Reputation: 141
I have some XML files like the following:
<machines>
<server>
127.0.0.1
</server>
<proxy>
<ip>127.0.0.2</ip>
<etc>abc</etc>
</proxy>
</machines>
and I want to keep the server and delete others, the output should be:
<machines>
<server>
127.0.0.1
</server>
</machines>
I wrote script as follows:
use warnings;
use strict;
use feature ':5.10';
use XML::Twig;
my $path='C:\strawberry\perl\site\lib\file.xml';
my $filehandle;
my $tweak_server =sub{
my ($twig, $root) =@_;
my $elt=$root;
while( $elt=$elt->next_elt($root)){
my $tag=$elt->tag;
say $tag;
if ($tag!~/server/){
$elt->delete($tag);
}
}
$twig->flush;
};
open( $filehandle, "+<$path") or die "cannot open out file out_file:$!";
my $roots = { machines => 1 };
my $handlers = { 'machines' => $tweak_server,
};
my $twig = new XML::Twig(TwigRoots => $roots,
TwigHandlers => $handlers,
pretty_print => 'indented'#,
# twig_print_outside_roots => \*$filehandle
);
$twig->parsefile($path);
close $filehandle;
and got the output:
server
#PCDATA
<machines>
<server></server>
<proxy>
<ip>127.0.0.2</ip>
<etc>abc</etc>
</proxy>
</machines>
I really don't understand why there is "#PCDATA" and why it doesn't work as I expect?

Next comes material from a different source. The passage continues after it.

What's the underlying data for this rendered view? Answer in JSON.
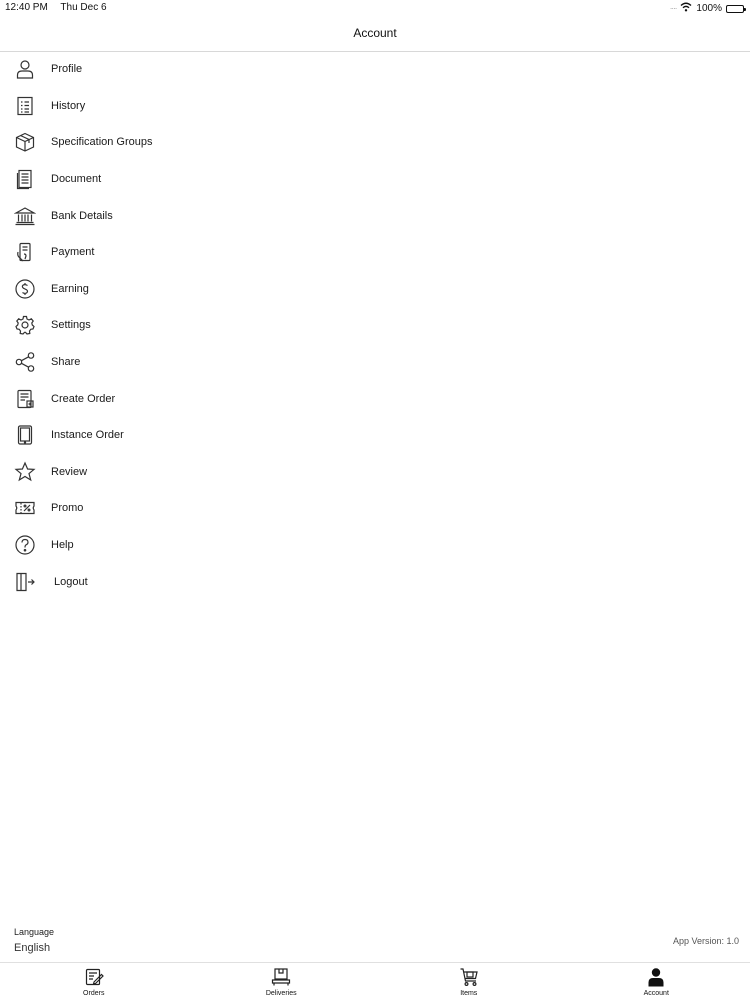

@mirod I tried as follows:
use warnings;
use strict;
use feature ':5.10';
use XML::Twig;
my $tweak_server =sub{
my ($twig, $root) =@_;
my $elt=$root;
my $text=$elt->first_child_text('id');
if ($text=~m/12/){
while( $elt=$elt->next_elt('#ELT')){
my $tag=$elt->tag;
say $tag;
if ($tag!~/id/){
$elt->delete;
}
}
}
};
my $roots = { machines => 1 };
my $handlers = { 'machines/aaa' => $tweak_server,
};
my $twig =XML::Twig->new(TwigRoots => $roots,
TwigHandlers => $handlers,
pretty_print => 'indented'#,
# twig_print_outside_roots => \*$filehandle
)
->parse( \*DATA)
->print;
__DATA__
<machines>
<server> 127.0.0.1 </server>
<aaa>
<id>12</id>
<ip>127.0.0.2</ip>
<option>127.0.0.6</option>
<etc>abc</etc>
</aaa>
<aaa>
<id>14</id>
<ip>127.0.0.2</ip>
<etc>abc</etc>
</aaa>
<aaa>
<id>15</id>
<ip>127.0.0.2</ip>
<etc>abc</etc>
</aaa>
</machines>
and the output is :
<machines>
<server> 127.0.0.1 </server>
<aaa>
<id>12</id>
<option>127.0.0.6</option>
<etc>abc</etc>
</aaa>
<aaa>
<id>14</id>
<ip>127.0.0.2</ip>
<etc>abc</etc>
</aaa>
<aaa>
<id>15</id>
<ip>127.0.0.2</ip>
<etc>abc</etc>
</aaa>
</machines>
and what I want is to delete the three elements, not just one:
<ip>127.0.0.2</ip>
<option>127.0.0.6</option>
<etc>abc</etc>
under the element
<id>12</id>
any suggestion?
Upvotes: 2
Views: 2540
Reputation: 16161
If your requirement is to keep only the server elements, then you can tell the module by having them as twig_roots
. this will have the effect of keeping the root of the XML and the server elements (and their content), while discarding all the rest:
#!/usr/bin/perl
use strict;
use warnings;
use XML::Twig;
XML::Twig->new( twig_roots => { server => 1 },
pretty_print => 'indented',
)
->parse( \*DATA)
->print;
__DATA__
<machines>
<server>
127.0.0.1
</server>
<proxy>
<ip>127.0.0.2</ip>
<etc>abc</etc>
</proxy>
</machines>
Upvotes: 2
Reputation: 62037
The following will delete the proxy
elements:
use warnings;
use strict;
use XML::Twig;
my $str = '
<machines>
<server>
127.0.0.1
</server>
<proxy>
<ip>127.0.0.2</ip>
<etc>abc</etc>
</proxy>
</machines>
';
my $t = XML::Twig->new(
twig_handlers => {
proxy => sub { $_->delete() },
},
pretty_print => 'indented',
);
$t->parse($str);
$t->print($str);
print "\n";
__END__
<machines>
<server>
127.0.0.1
</server>
</machines>
If you don't want to print out server
and #PCDATA
, then get rid of say $tag;
.
Upvotes: 2